Baruch Kahane, the murdered man’s brother, told the mourners: “There is no exemption from God’s obligation to take revenge.” Noam Federman, a leading Kach activist in Hebron, exhorted them: “Wake up, Jews. Take your fate into your own hands.”

No one this week is dismissing their words as windy rhetoric. The Kach fanatics, reduced to a bunch of spray-painting sloganeers since an Egyptian shot Meir Kahane in New York 10 years ago, no longer feel isolated. The daily armed attacks on Israeli soldiers and civilians are dragging the mainstream closer to the fringe. Settler rabbis, subdued since one of their disciples, Yigal Amir, assassinated Yitzhak Rabin, are preaching against the “treason” of ceding the Temple Mount to Palestinian rule. Opposition politicians, reluctant to call Israel’s most-decorated war hero a traitor, say Barak has “merely” gone insane.

The morning after Binyamin Kahane’s funeral, political commentator Hemi Shalev wrote in Ma’ariv: “The entire region is sitting on a powder keg, the Temple Mount is the primed fuse, and all that is missing is a match… A divided people is united in a rare consensus of despair at the present situation, and fear of what is to come.”

The Shin Bet, Israel’s FBI, is stepping up surveillance of the radical right and reinforcing the guard on sensitive sites like the Temple Mount in Jerusalem and the Tomb of the Patriarchs in Hebron. “All scenarios are possible,” said a senior security man.

Three doomsday scenarios are being taken seriously. All three have been tried, successfully or otherwise, over the past 20 years. They are:

An attack on a Muslim shrine, like Al Aqsa mosque, which the “Jewish underground” once plotted to blow up so that the Jewish Temple could be rebuilt.

A massacre of Palestinians, along the lines of the slaughter of 29 Muslims at prayer by Baruch Goldstein, an American-born settler physician, in Hebron.

The assassination of Barak or other ministers identified with the peace process.

Prof. Ehud Sprinzak, an expert on Israel’s radical right, said this week: “The motivation of the Kahane people to strike is very powerful. They may not do it today or tomorrow, but I think they’re cooking something. They probably also feel they have a public behind them, a lot of sympathy and support.”

Sprinzak, dean of the Lauder School of Government at the Herzliya Interdisciplinary Center, Israel’s first private university, argued that Kach had cultivated an ideology of Jewish revenge even before the murder of Binyamin and Talia Kahane. “For them” he said, “it’s not a necessary evil, not a matter of self-defense; it’s a virtue. They believe that striking a gentile constitutes a holy act.”

At the same time, he went on, Kach had suffered a sense of guilt for failing to avenge the blood of its charismatic rabbi. This would only intensify with the death of his son and ideological heir. “They did not live up to Kahane’s legacy,” Sprinzak said. “This is another powerful drive to take revenge now.”

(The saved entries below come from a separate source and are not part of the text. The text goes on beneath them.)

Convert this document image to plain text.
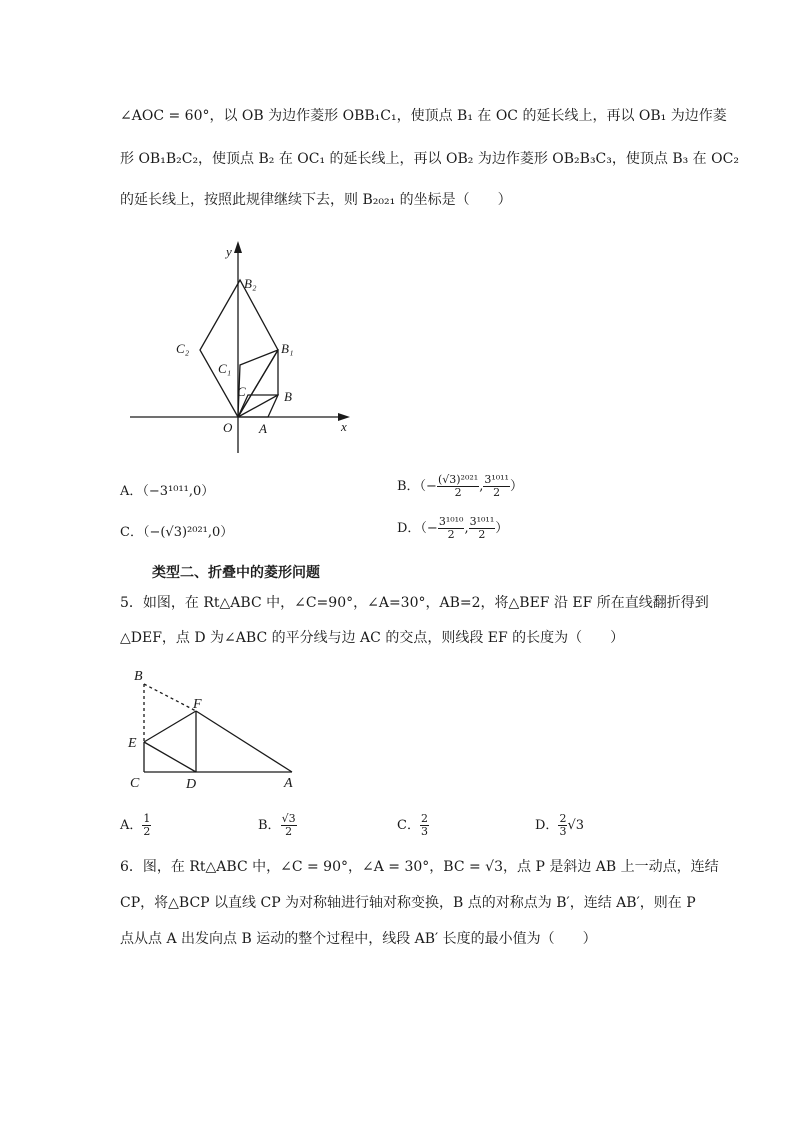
∠AOC = 60°，以 OB 为边作菱形 OBB₁C₁，使顶点 B₁ 在 OC 的延长线上，再以 OB₁ 为边作菱
形 OB₁B₂C₂，使顶点 B₂ 在 OC₁ 的延长线上，再以 OB₂ 为边作菱形 OB₂B₃C₃，使顶点 B₃ 在 OC₂
的延长线上，按照此规律继续下去，则 B₂₀₂₁ 的坐标是（　　）
y
x
O A
B
C
C₁
B₁
C₂
B₂
A．（−3¹⁰¹¹,0）	B．（− $\frac{\text{(√3)²⁰²¹}}{2}$ , $\frac{\text{3¹⁰¹¹}}{2}$ ）
C．（−(√3)²⁰²¹,0）	D．（− $\frac{\text{3¹⁰¹⁰}}{2}$ , $\frac{\text{3¹⁰¹¹}}{2}$ ）
类型二、折叠中的菱形问题
5．如图，在 Rt△ABC 中，∠C=90°，∠A=30°，AB=2，将△BEF 沿 EF 所在直线翻折得到
△DEF，点 D 为∠ABC 的平分线与边 AC 的交点，则线段 EF 的长度为（　　）
B
F
E
C	D	A
A． $\frac{1}{2}$	B． $\frac{√3}{2}$	C． $\frac{2}{3}$	D． $\frac{2}{3} √3$
6．图，在 Rt△ABC 中，∠C = 90°，∠A = 30°，BC = √3，点 P 是斜边 AB 上一动点，连结
CP，将△BCP 以直线 CP 为对称轴进行轴对称变换，B 点的对称点为 B′，连结 AB′，则在 P
点从点 A 出发向点 B 运动的整个过程中，线段 AB′ 长度的最小值为（　　）
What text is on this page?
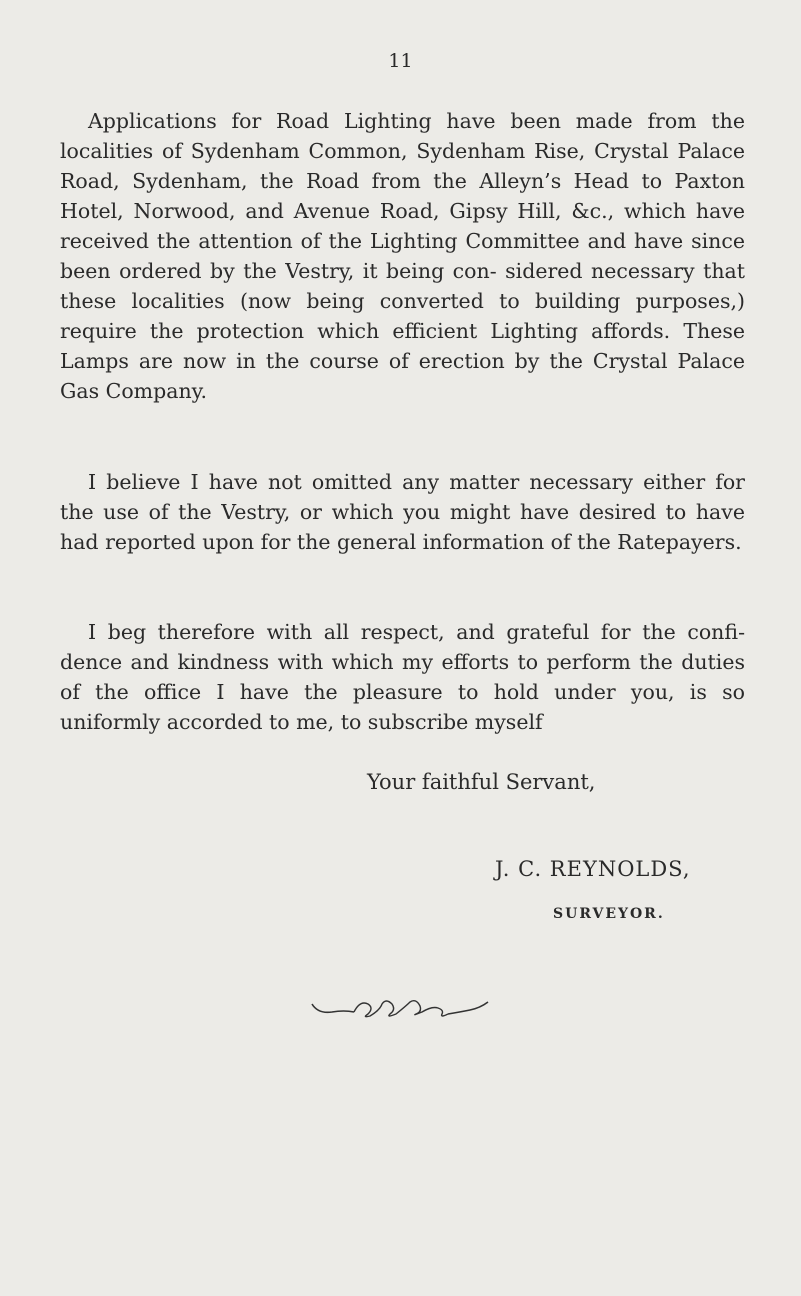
11

Applications for Road Lighting have been made from the localities of Sydenham Common, Sydenham Rise, Crystal Palace Road, Sydenham, the Road from the Alleyn’s Head to Paxton Hotel, Norwood, and Avenue Road, Gipsy Hill, &c., which have received the attention of the Lighting Committee and have since been ordered by the Vestry, it being con- sidered necessary that these localities (now being converted to building purposes,) require the protection which efficient Lighting affords. These Lamps are now in the course of erection by the Crystal Palace Gas Company.

I believe I have not omitted any matter necessary either for the use of the Vestry, or which you might have desired to have had reported upon for the general information of the Ratepayers.

I beg therefore with all respect, and grateful for the confi- dence and kindness with which my efforts to perform the duties of the office I have the pleasure to hold under you, is so uniformly accorded to me, to subscribe myself

Your faithful Servant,
J. C. REYNOLDS,
SURVEYOR.
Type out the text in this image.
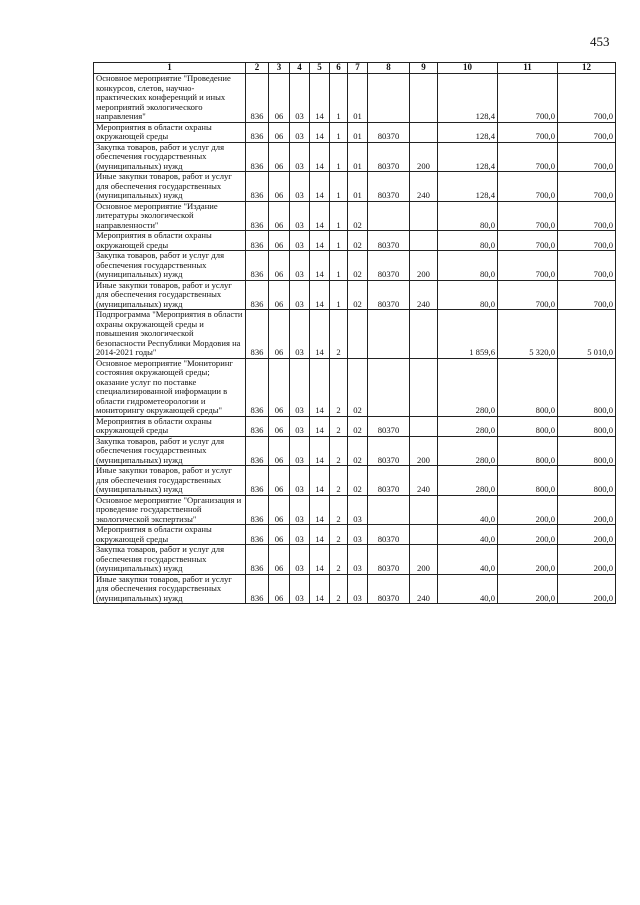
453
1	2	3	4	5	6	7	8	9	10	11	12
Основное мероприятие "Проведение конкурсов, слетов, научно-практических конференций и иных мероприятий экологического направления"	836	06	03	14	1	01			128,4	700,0	700,0
Мероприятия в области охраны окружающей среды	836	06	03	14	1	01	80370		128,4	700,0	700,0
Закупка товаров, работ и услуг для обеспечения государственных (муниципальных) нужд	836	06	03	14	1	01	80370	200	128,4	700,0	700,0
Иные закупки товаров, работ и услуг для обеспечения государственных (муниципальных) нужд	836	06	03	14	1	01	80370	240	128,4	700,0	700,0
Основное мероприятие "Издание литературы экологической направленности"	836	06	03	14	1	02			80,0	700,0	700,0
Мероприятия в области охраны окружающей среды	836	06	03	14	1	02	80370		80,0	700,0	700,0
Закупка товаров, работ и услуг для обеспечения государственных (муниципальных) нужд	836	06	03	14	1	02	80370	200	80,0	700,0	700,0
Иные закупки товаров, работ и услуг для обеспечения государственных (муниципальных) нужд	836	06	03	14	1	02	80370	240	80,0	700,0	700,0
Подпрограмма "Мероприятия в области охраны окружающей среды и повышения экологической безопасности Республики Мордовия на 2014-2021 годы"	836	06	03	14	2				1 859,6	5 320,0	5 010,0
Основное мероприятие "Мониторинг состояния окружающей среды; оказание услуг по поставке специализированной информации в области гидрометеорологии и мониторингу окружающей среды"	836	06	03	14	2	02			280,0	800,0	800,0
Мероприятия в области охраны окружающей среды	836	06	03	14	2	02	80370		280,0	800,0	800,0
Закупка товаров, работ и услуг для обеспечения государственных (муниципальных) нужд	836	06	03	14	2	02	80370	200	280,0	800,0	800,0
Иные закупки товаров, работ и услуг для обеспечения государственных (муниципальных) нужд	836	06	03	14	2	02	80370	240	280,0	800,0	800,0
Основное мероприятие "Организация и проведение государственной экологической экспертизы"	836	06	03	14	2	03			40,0	200,0	200,0
Мероприятия в области охраны окружающей среды	836	06	03	14	2	03	80370		40,0	200,0	200,0
Закупка товаров, работ и услуг для обеспечения государственных (муниципальных) нужд	836	06	03	14	2	03	80370	200	40,0	200,0	200,0
Иные закупки товаров, работ и услуг для обеспечения государственных (муниципальных) нужд	836	06	03	14	2	03	80370	240	40,0	200,0	200,0
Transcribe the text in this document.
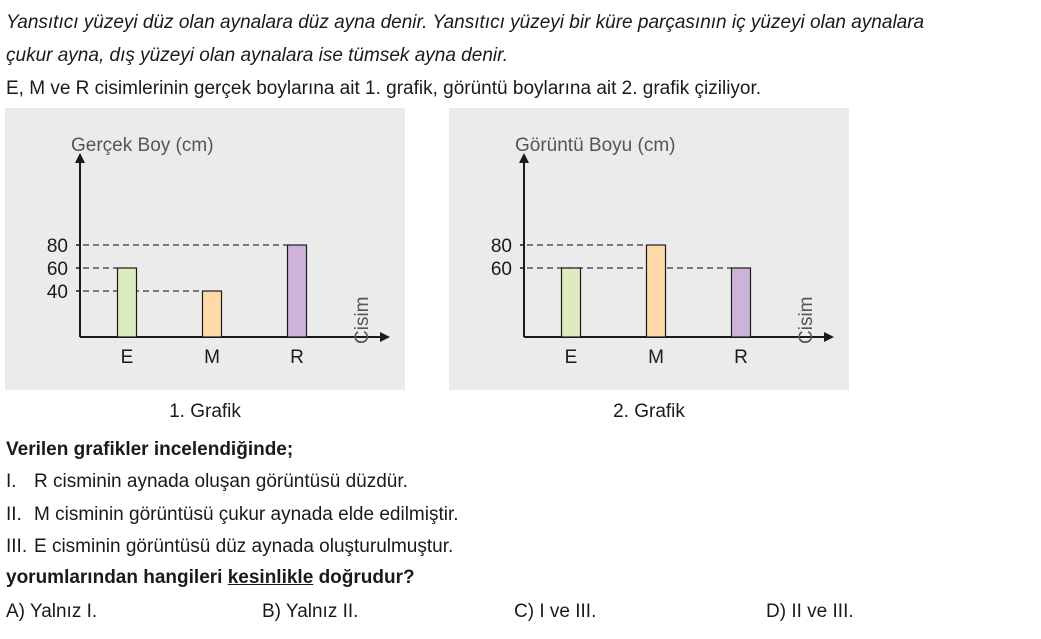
Yansıtıcı yüzeyi düz olan aynalara düz ayna denir. Yansıtıcı yüzeyi bir küre parçasının iç yüzeyi olan aynalara
çukur ayna, dış yüzeyi olan aynalara ise tümsek ayna denir.
E, M ve R cisimlerinin gerçek boylarına ait 1. grafik, görüntü boylarına ait 2. grafik çiziliyor.
Gerçek Boy (cm)
Cisim
40
60
80
E	M	R
Görüntü Boyu (cm)
Cisim
60
80
E	M	R
1. Grafik	2. Grafik
Verilen grafikler incelendiğinde;
I. R cisminin aynada oluşan görüntüsü düzdür.
II. M cisminin görüntüsü çukur aynada elde edilmiştir.
III. E cisminin görüntüsü düz aynada oluşturulmuştur.
yorumlarından hangileri kesinlikle doğrudur?
A) Yalnız I.	B) Yalnız II.	C) I ve III.	D) II ve III.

The professor was less sure about the broader settler right, who have surprised many observers by their relative restraint during the three-month Intifada. They were, he explained, very pleased that their job was being done for them by the army and felt they were part of a consensus.

Now, all would hinge on whether there was a last-minute deal between Barak and Arafat. “If there is, they’ll go bananas. If not, they’ll sit back and say, ‘We told you so. You can’t trust Arafat.'” Unless, that is, Palestinian terrorism pushes their patience to the breaking point.